Since Negook's inopportune visit, the Indians had avoided the cabin.
Edith sent Hans to their cabins to get them to take Dennin down the coast in a canoe to the nearest white settlement or trading post, but the errand was fruitless. Then Edith went herself and interviewed Negook. He was head man of the little village, keenly aware of his responsibility, and he elucidated his policy thoroughly in few words.
"It is white man's trouble," he said, "not Siwash trouble. My people help you, then will it be Siwash trouble too. When white man's trouble and Siwash trouble come together and make a trouble, it is a great trouble, beyond understanding and without end. Trouble no good. My people do no wrong. What for they help you and have trouble?"

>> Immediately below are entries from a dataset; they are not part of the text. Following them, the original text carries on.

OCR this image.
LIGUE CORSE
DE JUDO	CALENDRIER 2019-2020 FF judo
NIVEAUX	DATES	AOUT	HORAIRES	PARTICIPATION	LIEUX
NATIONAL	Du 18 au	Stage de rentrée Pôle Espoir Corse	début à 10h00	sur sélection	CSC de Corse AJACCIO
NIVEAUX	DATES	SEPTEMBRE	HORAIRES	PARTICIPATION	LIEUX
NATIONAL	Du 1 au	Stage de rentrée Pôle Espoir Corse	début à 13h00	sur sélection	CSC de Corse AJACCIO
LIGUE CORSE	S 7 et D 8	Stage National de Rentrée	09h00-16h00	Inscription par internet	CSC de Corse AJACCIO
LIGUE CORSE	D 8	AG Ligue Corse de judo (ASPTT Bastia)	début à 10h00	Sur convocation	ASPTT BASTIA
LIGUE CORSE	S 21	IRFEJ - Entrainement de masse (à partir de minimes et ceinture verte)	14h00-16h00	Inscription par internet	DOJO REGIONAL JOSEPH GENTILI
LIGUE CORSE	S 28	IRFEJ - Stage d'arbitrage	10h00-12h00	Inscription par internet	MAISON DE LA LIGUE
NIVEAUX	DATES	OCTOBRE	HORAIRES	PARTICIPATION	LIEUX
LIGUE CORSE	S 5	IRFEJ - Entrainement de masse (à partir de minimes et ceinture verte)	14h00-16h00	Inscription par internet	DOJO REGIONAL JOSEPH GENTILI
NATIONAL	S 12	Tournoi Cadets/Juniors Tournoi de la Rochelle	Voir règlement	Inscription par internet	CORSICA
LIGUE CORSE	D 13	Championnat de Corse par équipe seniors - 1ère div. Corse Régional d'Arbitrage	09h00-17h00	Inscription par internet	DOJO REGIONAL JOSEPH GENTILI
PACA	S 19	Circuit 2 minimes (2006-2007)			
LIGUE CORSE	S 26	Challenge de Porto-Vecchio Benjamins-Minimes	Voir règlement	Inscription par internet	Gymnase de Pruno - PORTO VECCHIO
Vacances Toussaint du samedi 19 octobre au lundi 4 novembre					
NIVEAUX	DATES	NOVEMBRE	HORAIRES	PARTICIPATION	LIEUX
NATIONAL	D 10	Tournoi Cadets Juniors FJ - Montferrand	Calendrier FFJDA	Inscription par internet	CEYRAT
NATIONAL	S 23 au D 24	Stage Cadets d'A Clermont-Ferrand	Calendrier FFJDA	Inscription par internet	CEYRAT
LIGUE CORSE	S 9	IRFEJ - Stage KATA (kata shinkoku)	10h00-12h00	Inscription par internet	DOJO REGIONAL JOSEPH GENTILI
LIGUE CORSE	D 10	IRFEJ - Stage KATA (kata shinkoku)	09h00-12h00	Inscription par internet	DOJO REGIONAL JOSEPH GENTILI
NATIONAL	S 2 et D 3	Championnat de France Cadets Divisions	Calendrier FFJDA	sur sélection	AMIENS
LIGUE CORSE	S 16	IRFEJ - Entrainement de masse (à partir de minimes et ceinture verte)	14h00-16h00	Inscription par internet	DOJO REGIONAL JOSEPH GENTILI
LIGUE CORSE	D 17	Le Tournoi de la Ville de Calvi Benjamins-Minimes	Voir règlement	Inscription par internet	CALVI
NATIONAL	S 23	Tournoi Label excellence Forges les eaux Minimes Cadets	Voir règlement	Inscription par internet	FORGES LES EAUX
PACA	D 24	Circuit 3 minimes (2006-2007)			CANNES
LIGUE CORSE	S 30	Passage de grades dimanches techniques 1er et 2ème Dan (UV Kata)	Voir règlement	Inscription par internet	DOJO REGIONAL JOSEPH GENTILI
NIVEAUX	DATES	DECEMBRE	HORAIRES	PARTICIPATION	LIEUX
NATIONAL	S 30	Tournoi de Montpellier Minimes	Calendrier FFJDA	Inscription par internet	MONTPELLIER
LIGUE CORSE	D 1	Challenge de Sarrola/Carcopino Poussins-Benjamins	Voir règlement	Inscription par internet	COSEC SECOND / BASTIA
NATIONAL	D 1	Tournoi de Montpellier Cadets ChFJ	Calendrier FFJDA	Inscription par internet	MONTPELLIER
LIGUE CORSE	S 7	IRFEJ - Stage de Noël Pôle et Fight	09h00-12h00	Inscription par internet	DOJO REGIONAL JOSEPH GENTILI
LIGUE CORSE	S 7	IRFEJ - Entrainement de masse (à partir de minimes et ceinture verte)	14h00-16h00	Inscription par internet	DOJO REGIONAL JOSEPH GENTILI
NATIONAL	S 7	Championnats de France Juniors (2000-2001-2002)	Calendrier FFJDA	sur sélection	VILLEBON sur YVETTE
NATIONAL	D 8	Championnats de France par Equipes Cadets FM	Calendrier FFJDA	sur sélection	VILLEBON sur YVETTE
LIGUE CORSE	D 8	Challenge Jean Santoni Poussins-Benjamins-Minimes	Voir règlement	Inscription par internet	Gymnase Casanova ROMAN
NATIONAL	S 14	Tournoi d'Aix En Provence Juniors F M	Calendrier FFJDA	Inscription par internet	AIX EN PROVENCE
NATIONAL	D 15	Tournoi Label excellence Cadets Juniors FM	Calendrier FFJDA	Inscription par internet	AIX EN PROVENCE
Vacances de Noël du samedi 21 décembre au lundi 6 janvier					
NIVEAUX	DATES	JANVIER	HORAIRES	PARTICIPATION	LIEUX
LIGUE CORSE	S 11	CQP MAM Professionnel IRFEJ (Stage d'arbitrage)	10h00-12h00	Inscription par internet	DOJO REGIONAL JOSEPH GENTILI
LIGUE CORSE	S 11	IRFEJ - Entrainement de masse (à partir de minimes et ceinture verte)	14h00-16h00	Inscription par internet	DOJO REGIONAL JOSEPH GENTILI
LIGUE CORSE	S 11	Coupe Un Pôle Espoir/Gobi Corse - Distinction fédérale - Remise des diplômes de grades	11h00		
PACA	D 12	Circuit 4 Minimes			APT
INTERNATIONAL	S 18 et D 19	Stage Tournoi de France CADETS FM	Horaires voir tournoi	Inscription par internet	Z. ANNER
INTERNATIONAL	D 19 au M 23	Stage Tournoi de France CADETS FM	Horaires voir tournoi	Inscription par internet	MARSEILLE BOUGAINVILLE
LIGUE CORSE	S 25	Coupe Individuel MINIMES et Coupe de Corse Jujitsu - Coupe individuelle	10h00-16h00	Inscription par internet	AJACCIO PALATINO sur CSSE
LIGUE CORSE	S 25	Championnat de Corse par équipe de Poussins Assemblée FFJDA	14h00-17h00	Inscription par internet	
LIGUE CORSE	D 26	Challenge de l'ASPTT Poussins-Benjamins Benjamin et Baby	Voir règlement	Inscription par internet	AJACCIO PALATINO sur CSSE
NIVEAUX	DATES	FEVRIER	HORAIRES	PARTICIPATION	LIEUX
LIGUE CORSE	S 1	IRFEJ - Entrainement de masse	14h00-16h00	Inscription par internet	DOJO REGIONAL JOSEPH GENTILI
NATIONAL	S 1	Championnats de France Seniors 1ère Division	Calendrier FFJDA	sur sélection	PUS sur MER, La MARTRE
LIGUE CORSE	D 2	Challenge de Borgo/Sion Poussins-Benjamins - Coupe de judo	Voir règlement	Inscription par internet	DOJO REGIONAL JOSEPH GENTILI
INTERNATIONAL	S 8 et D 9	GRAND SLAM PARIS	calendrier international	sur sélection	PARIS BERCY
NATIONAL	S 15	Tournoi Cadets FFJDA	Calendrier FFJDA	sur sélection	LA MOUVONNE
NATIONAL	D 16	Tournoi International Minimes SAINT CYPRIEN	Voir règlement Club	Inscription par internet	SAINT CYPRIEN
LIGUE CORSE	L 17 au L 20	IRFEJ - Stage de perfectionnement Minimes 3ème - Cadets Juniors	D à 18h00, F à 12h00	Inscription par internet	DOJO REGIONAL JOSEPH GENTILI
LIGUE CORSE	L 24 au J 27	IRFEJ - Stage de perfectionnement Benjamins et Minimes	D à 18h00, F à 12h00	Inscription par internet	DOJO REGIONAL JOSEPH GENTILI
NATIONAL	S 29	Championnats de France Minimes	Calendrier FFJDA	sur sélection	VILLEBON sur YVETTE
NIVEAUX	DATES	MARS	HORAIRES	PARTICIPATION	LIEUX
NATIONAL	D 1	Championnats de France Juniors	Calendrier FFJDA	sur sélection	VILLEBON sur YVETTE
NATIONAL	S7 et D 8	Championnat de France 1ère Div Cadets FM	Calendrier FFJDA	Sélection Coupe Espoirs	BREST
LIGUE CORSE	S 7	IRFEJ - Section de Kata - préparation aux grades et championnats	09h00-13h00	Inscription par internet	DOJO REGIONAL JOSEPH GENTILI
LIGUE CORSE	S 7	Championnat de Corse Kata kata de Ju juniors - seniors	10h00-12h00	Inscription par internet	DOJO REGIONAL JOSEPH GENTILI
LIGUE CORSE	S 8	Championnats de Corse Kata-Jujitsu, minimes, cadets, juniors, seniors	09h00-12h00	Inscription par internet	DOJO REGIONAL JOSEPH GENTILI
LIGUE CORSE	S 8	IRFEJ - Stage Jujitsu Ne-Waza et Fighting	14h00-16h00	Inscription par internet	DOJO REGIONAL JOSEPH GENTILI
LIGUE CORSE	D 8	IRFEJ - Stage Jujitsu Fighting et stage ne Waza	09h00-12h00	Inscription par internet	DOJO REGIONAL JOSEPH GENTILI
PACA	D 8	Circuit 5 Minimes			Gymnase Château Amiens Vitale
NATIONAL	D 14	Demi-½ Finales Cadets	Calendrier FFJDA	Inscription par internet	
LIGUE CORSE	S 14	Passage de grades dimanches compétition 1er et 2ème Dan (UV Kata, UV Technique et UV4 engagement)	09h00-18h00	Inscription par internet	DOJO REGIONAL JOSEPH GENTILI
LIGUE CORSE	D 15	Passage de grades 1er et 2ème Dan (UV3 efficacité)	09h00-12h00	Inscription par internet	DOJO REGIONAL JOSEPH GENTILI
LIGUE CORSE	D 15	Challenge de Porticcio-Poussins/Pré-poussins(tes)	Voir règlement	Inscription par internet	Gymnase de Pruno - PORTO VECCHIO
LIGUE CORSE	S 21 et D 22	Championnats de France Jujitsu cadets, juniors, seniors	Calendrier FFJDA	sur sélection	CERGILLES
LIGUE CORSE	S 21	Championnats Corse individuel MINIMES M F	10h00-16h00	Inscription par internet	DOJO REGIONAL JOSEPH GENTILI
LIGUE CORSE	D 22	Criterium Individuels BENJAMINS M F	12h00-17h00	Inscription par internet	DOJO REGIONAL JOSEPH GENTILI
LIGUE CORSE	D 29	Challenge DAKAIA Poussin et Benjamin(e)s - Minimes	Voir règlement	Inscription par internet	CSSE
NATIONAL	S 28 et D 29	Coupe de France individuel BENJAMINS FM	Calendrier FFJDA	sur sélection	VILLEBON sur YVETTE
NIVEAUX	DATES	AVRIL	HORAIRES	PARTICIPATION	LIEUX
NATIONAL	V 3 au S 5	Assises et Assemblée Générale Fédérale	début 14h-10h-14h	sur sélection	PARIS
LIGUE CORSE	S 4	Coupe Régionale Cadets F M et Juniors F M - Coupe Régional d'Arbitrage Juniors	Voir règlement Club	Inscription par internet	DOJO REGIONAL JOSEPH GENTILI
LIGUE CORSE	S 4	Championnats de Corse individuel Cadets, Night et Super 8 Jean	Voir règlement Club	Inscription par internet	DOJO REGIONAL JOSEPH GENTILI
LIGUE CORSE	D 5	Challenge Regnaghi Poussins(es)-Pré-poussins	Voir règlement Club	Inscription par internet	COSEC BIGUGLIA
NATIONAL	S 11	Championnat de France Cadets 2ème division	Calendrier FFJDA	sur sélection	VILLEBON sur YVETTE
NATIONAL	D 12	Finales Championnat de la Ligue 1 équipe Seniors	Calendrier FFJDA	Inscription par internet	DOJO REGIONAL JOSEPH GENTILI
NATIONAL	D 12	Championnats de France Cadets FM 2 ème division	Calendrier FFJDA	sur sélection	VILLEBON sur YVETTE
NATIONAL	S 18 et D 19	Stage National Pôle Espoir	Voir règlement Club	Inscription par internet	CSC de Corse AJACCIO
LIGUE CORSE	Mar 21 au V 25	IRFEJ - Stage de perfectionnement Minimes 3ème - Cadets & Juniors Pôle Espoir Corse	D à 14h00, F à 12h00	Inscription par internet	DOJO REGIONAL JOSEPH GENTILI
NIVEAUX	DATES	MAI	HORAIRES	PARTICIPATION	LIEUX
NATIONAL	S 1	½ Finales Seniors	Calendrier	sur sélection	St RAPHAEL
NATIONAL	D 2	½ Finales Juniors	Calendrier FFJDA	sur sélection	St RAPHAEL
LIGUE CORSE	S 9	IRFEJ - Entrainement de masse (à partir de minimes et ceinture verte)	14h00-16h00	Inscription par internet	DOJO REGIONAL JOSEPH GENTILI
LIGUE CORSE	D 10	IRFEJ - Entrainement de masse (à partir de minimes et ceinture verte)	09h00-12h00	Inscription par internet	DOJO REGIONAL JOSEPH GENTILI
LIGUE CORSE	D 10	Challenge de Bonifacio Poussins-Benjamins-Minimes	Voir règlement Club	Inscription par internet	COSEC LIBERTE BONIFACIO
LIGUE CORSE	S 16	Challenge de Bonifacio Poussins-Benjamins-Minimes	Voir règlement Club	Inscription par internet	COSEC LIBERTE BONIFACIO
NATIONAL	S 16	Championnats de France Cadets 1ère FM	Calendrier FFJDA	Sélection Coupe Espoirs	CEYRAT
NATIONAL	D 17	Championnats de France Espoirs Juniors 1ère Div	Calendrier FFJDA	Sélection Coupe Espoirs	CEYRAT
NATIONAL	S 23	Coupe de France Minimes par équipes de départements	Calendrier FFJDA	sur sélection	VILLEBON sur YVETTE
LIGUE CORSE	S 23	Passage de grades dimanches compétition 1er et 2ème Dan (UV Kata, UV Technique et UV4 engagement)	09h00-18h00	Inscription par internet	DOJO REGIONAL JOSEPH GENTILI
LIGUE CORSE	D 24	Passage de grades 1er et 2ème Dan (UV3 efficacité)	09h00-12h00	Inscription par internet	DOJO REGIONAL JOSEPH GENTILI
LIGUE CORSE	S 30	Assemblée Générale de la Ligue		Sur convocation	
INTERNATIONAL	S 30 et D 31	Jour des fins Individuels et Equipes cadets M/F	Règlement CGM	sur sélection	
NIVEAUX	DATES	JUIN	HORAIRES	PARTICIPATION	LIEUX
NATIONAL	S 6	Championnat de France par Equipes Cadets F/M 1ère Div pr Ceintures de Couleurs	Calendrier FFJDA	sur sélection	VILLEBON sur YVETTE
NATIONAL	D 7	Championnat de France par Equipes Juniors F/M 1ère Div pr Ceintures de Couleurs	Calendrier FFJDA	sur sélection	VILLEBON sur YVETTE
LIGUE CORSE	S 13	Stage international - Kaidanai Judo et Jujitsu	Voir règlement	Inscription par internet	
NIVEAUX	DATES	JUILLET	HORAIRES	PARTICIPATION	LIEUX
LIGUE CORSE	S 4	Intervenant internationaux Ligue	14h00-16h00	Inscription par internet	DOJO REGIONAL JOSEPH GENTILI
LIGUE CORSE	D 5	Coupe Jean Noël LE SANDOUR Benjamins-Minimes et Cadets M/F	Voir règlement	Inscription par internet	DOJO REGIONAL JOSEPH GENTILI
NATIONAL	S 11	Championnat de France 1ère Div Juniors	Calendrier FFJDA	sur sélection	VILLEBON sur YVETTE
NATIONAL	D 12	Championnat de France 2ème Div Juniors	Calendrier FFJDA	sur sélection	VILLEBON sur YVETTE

So Edith Nelson went back to the terrible cabin with its endless alternating four-hour watches. Sometimes, when it was her turn and she sat by the prisoner, the loaded shot-gun in her lap, her eyes would close and she would doze. Always she aroused with a start, s.n.a.t.c.hing up the gun and swiftly looking at him. These were distinct nervous shocks, and their effect was not good on her. Such was her fear of the man, that even though she were wide awake, if he moved under the bedclothes she could not repress the start and the quick reach for the gun.
She was preparing herself for a nervous break-down, and she knew it.